Brainome, a new player in the machine learning space, today launches Daimensions, a product that the company says helps customers take a “precautionary measure” approach to machine learning (ML) model development. The product, which is aimed at data researchers, helps to optimize around training data analysis, data volume management and their downstream effect on training time, model size and performance.
ZDNet spoke with Brainome’s co-founders, Bertrand Irissou (CEO) and Gerald Friedland (CTO). The two provided a careful, thoughtful, and thorough explanation of how the company’s approach to ML differs from others.
From trial and error to measurement-before-build
Brainome’s approach to ML is that much of the common model experimentation process can be optimized. Trial-and-error can be largely avoided by specifying the qualities of the model and then building it instead of following the standard experimentation method to build more candidate models and then seeing which one works best. The company calls this a measure-before-building approach and analogizes it with the way bridges are built. Specifically, say Irissou and Friedland, engineers would never take an approach to building 100 bridges and then choosing the best one. Instead, they measure and develop a spec for the bridge and only then design and build it.
Brainome defines what are essentially key performance indicators (KPIs) for a model as a way to arrive at such a spec in the ML world. The KPIs are generalization, capacity development, risk of overfit and memory equivalent capacity. Together, these KPIs can profile the complexity of the training data and the number of parameters needed to model its patterns. Fewer parameters make it possible to base the model more on rules than on stored facts, which avoids overfitting data; it also means that less data is needed to generate an accurate model, which can lead to faster training times.
Another part of Daimension’s credo is that maximizing a model’s mathematical accuracy – and bearing the cost of all the computational resources required – can easily cross a point of declining returns. Instead, model features should be ranked by importance before training. This prioritization helps simplify training and reduce model size. Meanwhile, understanding the complexity of the data and optimizing the size of the training dataset helps to shorten the training. As a result, Brainome says that there are reductions in training times and model size (each in the order of magnitude) when building models on standard OpenML datasets.
Compact models, compact company
Daimensions models are produced using Brainome’s Table Compiler (BTC) technology. The output is a single executable Python script that includes the data preparation code and the model function itself. Because the models are sent as code, they can be integrated into standard CI / CD (continuous integration / continuous delivery) pipelines. The company says this also allows customers’ DevOps practices and infrastructure to act as the implementation component of MLOps. It also says that the small models can avoid the need and cost of GPUs (graphics processing units) and can even be distributed to small edge devices or as cloud micro-services.

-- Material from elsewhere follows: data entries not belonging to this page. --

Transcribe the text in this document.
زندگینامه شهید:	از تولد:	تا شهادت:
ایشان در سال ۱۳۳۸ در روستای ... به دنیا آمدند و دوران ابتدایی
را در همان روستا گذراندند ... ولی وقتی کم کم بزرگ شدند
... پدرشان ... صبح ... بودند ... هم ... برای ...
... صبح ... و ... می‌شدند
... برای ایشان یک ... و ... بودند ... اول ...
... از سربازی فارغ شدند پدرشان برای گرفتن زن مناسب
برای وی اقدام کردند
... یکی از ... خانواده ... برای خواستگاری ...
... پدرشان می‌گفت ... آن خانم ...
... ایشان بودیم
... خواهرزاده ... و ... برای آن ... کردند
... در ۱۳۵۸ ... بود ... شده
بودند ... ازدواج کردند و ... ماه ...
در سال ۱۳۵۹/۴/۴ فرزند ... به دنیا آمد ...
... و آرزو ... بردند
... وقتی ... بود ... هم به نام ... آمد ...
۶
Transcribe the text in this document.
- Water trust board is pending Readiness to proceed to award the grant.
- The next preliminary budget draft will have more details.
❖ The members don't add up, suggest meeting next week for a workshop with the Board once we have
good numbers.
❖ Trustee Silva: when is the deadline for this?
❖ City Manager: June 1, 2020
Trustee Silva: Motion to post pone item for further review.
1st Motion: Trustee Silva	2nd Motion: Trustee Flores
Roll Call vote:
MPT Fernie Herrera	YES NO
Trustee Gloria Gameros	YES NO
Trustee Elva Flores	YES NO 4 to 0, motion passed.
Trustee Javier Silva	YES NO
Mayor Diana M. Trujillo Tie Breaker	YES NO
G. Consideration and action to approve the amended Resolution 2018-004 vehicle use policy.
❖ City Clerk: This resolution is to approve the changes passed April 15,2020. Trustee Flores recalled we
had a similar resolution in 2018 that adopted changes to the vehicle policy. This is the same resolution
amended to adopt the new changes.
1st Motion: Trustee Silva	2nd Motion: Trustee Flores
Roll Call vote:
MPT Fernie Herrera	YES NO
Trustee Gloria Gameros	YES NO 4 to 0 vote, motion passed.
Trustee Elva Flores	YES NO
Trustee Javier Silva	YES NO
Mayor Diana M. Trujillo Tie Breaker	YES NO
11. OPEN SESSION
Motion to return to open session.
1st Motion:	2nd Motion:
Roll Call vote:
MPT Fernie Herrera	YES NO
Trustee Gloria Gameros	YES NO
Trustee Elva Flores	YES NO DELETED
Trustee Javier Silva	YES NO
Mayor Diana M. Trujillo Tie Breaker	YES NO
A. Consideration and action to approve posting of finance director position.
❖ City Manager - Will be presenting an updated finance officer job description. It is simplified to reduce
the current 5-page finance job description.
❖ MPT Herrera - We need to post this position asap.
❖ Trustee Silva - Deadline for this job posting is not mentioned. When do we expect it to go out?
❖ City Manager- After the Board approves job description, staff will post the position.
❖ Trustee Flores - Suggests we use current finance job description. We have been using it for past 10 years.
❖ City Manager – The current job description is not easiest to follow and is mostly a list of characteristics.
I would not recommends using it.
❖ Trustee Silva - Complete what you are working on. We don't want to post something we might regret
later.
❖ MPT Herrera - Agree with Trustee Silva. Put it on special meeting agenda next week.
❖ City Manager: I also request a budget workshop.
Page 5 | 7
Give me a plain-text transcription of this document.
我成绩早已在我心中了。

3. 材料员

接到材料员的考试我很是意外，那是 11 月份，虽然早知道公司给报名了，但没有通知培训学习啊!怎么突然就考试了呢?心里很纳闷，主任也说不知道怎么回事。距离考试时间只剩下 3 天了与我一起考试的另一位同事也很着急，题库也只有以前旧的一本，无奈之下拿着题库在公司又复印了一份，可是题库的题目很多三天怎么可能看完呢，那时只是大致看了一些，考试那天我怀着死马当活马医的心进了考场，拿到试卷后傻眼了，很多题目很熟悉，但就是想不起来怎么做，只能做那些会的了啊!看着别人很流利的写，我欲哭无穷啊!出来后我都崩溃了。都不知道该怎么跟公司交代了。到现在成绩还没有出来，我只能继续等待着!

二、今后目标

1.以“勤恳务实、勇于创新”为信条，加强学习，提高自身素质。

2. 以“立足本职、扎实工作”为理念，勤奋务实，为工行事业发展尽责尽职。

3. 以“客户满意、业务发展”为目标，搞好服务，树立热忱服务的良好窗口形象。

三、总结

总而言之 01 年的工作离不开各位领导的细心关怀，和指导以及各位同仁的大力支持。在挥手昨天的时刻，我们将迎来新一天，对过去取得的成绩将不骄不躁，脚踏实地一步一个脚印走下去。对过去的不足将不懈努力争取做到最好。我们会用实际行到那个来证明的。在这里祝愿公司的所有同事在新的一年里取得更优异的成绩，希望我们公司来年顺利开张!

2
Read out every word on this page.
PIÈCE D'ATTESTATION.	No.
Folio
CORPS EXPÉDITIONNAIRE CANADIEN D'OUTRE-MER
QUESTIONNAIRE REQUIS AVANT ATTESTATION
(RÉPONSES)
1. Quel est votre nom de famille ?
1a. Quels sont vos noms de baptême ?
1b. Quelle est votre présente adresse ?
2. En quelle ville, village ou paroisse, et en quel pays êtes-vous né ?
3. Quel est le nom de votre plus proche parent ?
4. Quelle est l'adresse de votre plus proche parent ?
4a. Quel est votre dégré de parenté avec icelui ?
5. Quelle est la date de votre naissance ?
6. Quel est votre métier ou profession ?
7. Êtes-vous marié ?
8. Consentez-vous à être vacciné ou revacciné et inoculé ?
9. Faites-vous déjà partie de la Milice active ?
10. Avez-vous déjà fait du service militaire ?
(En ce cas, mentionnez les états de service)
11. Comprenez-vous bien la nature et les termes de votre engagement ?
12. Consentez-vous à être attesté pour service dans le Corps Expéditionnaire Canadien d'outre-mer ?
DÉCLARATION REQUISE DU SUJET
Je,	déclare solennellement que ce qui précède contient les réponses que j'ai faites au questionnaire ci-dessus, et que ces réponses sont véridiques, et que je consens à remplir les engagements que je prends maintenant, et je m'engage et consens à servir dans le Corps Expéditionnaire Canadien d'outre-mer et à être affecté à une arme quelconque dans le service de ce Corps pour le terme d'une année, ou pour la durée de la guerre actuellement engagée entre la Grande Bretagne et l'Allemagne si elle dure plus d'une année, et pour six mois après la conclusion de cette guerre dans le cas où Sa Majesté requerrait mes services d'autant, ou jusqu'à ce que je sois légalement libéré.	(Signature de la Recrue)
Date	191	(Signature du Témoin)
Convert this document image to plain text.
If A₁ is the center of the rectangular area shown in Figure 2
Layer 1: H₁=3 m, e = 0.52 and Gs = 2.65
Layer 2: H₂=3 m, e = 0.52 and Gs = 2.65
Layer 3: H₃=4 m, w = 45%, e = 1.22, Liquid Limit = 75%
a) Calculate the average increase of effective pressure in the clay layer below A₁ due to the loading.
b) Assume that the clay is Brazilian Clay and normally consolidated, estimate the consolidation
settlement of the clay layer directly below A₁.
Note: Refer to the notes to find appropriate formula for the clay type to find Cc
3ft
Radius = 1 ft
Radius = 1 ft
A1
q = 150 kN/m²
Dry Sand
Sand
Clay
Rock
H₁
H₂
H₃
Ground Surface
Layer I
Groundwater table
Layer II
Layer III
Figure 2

Brainome is a one-year-old company with 11 employees, which has so far received approx. $ 1.5 million In angel funding. Although small, it means that its industry horizontal approach has been able to run pilot projects with organizations in the fields of HealthTech, FinTech, AdTech and genomics research. Hopefully, the company will have a real impact on moving computer science work away from the guesswork-laden processes that have defined it to date. Given the efficiency and actual intelligence that machine learning models are designed to create, it is good to see both attributes are also used directly to create these models.